İflasın açılmasının alacaklılar bakımından doğurduğu sonuçlar ise aşağıdaki şekilde özetlenebilir:
•   İflasın açılmasıyla, borçlunun henüz vadesi dolmamış borçları da (rehinle temin edilmiş borçları hariç) iflas masasına karşı kendiliğinden muaccel hale gelir (İİK m. 195). Alacaklı, alacağını iflas masasına yazdırmadıkça, o alacak için zamanaşımı süreleri işlemeye devam eder.
•   İflası açılmasıyla, konusu para olmayan alacaklar da para alacağına dönüşür (İİK m. 198).
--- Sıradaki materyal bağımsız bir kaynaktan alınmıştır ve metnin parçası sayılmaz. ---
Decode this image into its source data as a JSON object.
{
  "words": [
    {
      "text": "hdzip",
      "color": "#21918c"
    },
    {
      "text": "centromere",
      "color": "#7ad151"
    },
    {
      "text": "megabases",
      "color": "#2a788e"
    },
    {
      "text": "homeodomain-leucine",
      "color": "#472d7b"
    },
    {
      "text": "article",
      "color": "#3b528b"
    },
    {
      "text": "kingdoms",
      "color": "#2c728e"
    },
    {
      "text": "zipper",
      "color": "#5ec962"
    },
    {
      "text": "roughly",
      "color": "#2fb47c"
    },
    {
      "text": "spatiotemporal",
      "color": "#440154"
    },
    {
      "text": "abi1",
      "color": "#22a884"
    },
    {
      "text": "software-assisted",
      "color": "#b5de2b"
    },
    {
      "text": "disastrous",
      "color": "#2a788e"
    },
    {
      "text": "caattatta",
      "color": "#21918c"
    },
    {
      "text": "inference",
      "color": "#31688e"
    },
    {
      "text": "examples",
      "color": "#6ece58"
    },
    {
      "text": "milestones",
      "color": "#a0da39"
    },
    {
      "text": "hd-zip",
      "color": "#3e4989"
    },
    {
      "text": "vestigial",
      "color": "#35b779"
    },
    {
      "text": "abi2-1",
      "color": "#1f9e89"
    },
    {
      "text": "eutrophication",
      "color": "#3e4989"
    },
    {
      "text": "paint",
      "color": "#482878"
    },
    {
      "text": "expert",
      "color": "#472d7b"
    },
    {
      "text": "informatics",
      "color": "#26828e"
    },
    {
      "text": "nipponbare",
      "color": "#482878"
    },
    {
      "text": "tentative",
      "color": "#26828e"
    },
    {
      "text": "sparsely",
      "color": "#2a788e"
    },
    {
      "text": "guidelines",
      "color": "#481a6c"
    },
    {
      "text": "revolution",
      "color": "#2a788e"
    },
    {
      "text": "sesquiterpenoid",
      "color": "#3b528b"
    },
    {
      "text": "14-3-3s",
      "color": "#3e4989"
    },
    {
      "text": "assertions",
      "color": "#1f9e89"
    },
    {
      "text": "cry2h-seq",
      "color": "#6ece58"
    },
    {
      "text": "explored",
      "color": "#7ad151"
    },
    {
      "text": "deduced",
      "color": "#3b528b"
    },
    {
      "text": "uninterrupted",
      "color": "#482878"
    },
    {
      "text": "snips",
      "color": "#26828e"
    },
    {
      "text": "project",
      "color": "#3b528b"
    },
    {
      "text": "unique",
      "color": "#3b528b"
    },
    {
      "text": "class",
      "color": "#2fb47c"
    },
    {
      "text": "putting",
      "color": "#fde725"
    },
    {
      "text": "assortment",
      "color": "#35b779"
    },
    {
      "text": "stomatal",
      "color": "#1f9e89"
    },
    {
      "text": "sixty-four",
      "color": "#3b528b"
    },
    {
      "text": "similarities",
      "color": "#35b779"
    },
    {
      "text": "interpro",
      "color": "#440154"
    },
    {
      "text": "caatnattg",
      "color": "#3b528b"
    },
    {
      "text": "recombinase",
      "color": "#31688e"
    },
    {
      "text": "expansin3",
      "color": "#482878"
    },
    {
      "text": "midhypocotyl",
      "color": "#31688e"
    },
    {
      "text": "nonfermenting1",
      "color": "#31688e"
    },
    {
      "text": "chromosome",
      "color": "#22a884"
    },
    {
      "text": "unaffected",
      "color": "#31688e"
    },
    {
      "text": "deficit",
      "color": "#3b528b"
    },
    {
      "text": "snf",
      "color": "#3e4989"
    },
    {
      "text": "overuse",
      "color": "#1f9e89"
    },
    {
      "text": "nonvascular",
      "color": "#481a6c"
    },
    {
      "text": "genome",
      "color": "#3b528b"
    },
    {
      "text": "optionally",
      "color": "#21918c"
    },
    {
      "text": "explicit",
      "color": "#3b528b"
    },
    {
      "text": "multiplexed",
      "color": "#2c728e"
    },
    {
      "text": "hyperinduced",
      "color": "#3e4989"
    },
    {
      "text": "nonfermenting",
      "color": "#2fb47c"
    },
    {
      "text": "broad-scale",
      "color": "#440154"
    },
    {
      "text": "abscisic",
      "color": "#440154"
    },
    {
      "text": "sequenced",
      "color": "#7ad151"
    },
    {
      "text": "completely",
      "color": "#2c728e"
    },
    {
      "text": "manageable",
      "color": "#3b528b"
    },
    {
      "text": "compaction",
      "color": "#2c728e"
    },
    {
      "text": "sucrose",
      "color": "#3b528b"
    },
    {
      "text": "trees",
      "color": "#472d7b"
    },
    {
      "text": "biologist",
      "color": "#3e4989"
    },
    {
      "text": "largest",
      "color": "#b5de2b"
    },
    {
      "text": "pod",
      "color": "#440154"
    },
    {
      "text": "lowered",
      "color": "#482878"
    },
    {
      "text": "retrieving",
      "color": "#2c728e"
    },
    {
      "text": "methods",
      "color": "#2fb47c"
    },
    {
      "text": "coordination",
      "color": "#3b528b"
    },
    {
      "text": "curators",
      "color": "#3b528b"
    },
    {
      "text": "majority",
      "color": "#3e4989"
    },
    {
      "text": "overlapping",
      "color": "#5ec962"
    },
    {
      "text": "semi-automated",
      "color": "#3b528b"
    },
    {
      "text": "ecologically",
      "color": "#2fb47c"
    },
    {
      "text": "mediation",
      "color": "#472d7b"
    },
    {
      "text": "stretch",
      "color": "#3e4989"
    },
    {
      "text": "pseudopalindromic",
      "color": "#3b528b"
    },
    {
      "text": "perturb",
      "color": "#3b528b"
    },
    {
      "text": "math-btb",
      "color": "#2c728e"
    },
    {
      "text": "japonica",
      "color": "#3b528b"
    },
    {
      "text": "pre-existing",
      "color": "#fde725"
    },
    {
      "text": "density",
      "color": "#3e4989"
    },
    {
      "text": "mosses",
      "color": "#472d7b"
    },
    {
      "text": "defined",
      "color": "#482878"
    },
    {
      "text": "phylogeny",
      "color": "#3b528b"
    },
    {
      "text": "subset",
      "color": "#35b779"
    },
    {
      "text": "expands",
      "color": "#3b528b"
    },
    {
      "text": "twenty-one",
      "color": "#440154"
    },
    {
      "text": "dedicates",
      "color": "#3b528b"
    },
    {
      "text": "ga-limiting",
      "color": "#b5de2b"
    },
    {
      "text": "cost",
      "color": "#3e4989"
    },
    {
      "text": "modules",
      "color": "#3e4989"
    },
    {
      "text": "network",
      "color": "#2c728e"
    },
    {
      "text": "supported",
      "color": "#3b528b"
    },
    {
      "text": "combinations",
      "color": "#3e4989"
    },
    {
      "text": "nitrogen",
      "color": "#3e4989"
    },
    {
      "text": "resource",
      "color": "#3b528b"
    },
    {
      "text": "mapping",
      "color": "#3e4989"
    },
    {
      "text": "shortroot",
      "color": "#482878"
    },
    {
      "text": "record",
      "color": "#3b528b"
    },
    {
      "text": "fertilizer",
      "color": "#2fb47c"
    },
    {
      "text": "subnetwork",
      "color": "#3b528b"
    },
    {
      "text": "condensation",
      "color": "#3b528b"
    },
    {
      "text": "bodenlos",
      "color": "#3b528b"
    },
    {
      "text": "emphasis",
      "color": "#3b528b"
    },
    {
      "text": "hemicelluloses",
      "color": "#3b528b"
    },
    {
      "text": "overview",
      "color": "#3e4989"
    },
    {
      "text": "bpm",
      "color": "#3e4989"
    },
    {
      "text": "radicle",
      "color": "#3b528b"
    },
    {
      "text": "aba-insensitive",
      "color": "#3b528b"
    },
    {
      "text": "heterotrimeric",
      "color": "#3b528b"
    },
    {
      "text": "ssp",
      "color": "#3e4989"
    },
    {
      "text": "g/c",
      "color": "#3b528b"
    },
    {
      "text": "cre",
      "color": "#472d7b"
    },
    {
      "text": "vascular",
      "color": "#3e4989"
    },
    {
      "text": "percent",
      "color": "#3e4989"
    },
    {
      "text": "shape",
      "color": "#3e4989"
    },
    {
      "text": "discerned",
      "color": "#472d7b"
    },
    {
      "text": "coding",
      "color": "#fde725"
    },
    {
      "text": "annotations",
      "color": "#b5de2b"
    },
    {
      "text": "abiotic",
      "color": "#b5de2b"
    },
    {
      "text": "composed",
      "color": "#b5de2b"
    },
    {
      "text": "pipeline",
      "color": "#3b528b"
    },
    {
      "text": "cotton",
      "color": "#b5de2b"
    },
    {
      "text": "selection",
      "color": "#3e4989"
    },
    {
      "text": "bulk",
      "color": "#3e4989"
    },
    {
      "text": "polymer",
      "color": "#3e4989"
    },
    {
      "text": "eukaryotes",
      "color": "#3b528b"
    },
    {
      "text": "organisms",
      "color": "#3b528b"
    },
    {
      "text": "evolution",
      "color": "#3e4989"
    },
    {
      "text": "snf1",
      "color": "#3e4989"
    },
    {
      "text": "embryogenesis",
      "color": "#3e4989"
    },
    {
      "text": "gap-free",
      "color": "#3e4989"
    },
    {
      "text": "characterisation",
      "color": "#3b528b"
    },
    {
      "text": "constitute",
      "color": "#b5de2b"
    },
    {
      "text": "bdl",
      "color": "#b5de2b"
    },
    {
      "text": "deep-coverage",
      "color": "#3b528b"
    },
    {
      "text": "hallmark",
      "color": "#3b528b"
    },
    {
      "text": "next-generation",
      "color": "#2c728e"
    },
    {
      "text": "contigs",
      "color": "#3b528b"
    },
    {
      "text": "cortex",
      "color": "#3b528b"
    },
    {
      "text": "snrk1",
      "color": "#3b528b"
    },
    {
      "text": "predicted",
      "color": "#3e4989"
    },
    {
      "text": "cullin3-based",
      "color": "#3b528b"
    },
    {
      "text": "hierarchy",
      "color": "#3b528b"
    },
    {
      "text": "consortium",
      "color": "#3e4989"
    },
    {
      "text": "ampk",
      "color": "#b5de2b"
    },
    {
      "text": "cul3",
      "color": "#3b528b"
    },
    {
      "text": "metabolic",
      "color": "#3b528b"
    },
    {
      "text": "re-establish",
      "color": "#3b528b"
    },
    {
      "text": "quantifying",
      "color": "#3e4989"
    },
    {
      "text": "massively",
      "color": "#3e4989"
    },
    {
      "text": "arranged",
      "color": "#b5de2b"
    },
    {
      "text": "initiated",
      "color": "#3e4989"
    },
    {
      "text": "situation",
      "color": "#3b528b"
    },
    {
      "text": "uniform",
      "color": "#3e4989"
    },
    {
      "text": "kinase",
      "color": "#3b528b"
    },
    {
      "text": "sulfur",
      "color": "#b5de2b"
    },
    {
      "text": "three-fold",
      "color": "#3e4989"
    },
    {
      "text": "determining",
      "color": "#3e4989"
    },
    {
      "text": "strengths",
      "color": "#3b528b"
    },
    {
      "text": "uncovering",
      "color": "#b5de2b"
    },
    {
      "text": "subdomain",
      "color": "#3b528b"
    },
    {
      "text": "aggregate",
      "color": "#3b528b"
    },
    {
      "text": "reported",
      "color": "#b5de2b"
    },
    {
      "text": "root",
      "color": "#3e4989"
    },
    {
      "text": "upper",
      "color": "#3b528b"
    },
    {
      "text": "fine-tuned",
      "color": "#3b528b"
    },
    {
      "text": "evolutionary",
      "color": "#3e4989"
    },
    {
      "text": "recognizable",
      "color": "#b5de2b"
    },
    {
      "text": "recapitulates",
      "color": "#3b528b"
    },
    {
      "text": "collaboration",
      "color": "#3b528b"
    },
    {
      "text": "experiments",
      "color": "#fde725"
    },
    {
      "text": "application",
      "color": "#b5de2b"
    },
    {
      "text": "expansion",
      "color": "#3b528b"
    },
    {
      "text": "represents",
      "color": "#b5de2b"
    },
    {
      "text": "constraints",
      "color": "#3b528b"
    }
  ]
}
Zira, iflas tasfiyesi sonunda alacaklılar arasında eşit bir paylaştırma yapılabilmesi için tüm alacakların aynı değer ölçütüne dönüştürülmesi gerekir.
•   İflasın açılması halinde de alacaklara faiz işlemeye devam eder; ancak alacaklar için kanuni faiz oranı uygulanır (İİK m. 196).
•   Geciktirici şarta bağlı alacaklar ve belirsiz vadeli alacaklar iflas masasına kaydettirilebilir; tasfiye sonunda bu alacaklıların payları ayrılır ve bir bankaya yatırılır (İİK m. 197).
•   İflasın açılması, kanunda açıkça öngörülen bazı durumlarda, müflisin taraf olduğu hasılat kirası (6098 sayılı TBK m. 370), vekalet sözleşmesi (6098 sayılı TBK m. 513/I) gibi sözleşmeleri kendiliğinden sona erdirir; açıkça son bulacağı belirtilmeyen sözleşmeler ise kendiliğinden sona ermez, taraflar sözleşmeden doğan borçların ifasını talep edebilirler.
•   İflasın açılmasıyla, müflisin kefil olduğu borçlar, vadesi gelmemiş olsa dahi, alacaklıları tarafından iflas masasına alacak olarak yazdırılabilir (İİK m. 202).